Kemudian, diberikan Suharjito secara bertahap. Pemberian pertama dilakukan pada 16 Juni 2020 di Gedung Mina Bahari V senilai USD 77 ribu melalui Safri kemudian diserahkan ke Amirul Mukminin untuk Edhy Prabowo. Amirul Mukminin merupakan sekretaris pribadi Edhy Prabowo.

Dalam sidang ini, yang duduk sebagai terdakwa adalah Direktur PT Dua Putera Perkasa Pratama (DPPP), Suharjito. Dia didakwa memberi suap ke Edhy Prabowo yang saat itu menjabat Menteri Kelautan dan Perikanan (KKP). Suharjito disebut jaksa memberi suap ke Edhy sebesar Rp 2,1 miliar terkait kasus ekspor benur.

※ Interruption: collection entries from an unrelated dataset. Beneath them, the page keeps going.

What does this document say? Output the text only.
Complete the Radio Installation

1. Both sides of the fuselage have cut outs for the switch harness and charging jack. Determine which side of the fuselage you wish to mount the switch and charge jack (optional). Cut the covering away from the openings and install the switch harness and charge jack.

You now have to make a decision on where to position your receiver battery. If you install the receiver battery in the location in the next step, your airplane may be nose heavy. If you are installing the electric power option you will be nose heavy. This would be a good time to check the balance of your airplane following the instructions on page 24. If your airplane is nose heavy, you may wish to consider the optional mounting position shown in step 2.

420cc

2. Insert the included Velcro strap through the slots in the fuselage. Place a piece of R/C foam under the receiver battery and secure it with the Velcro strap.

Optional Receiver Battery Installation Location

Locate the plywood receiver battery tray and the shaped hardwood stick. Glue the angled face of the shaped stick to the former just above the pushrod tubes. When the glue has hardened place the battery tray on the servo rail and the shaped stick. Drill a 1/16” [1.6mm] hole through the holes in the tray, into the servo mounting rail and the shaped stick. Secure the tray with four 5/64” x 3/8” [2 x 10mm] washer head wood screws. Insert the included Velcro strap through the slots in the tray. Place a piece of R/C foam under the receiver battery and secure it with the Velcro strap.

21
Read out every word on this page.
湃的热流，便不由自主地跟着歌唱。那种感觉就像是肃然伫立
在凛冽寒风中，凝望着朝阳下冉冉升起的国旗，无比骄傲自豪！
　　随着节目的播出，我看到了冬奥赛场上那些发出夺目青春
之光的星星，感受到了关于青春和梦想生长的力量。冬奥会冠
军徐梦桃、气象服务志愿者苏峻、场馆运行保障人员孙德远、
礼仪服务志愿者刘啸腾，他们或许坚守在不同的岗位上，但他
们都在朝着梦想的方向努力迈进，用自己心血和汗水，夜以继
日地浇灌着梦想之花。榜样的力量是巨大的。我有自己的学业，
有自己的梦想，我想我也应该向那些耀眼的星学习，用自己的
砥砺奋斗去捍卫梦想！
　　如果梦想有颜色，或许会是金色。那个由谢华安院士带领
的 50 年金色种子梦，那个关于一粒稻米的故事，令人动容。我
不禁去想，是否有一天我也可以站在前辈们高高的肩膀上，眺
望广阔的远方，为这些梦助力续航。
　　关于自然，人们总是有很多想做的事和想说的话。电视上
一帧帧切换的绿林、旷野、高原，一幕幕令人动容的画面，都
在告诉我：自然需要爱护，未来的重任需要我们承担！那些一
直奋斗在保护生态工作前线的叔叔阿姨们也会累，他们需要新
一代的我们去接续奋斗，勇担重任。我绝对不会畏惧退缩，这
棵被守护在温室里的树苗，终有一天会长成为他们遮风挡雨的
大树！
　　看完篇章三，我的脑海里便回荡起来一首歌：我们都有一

Jaksa menyebut uang suap diberikan ke Edhy melalui staf khusus menteri KKP Safri dan Andrau Misanta Pribadi, lalu Sekretaris Pribadi Edhy bernama Amiril Mukminin, dan Ainul Faqih selaku staf pribadi istri Edhy Prabowo Iis Rosita Dewi, dan Komisaris PT Perishable Logistics Indonesia (PT PLI) sekaligus Pendiri PT Aero Citra Kargo (PT ACK), Siswadhi Pranoto Loe. Suap diberikan agar Edhy mempercepat perizinan budi daya benih lobster ke PT DPP.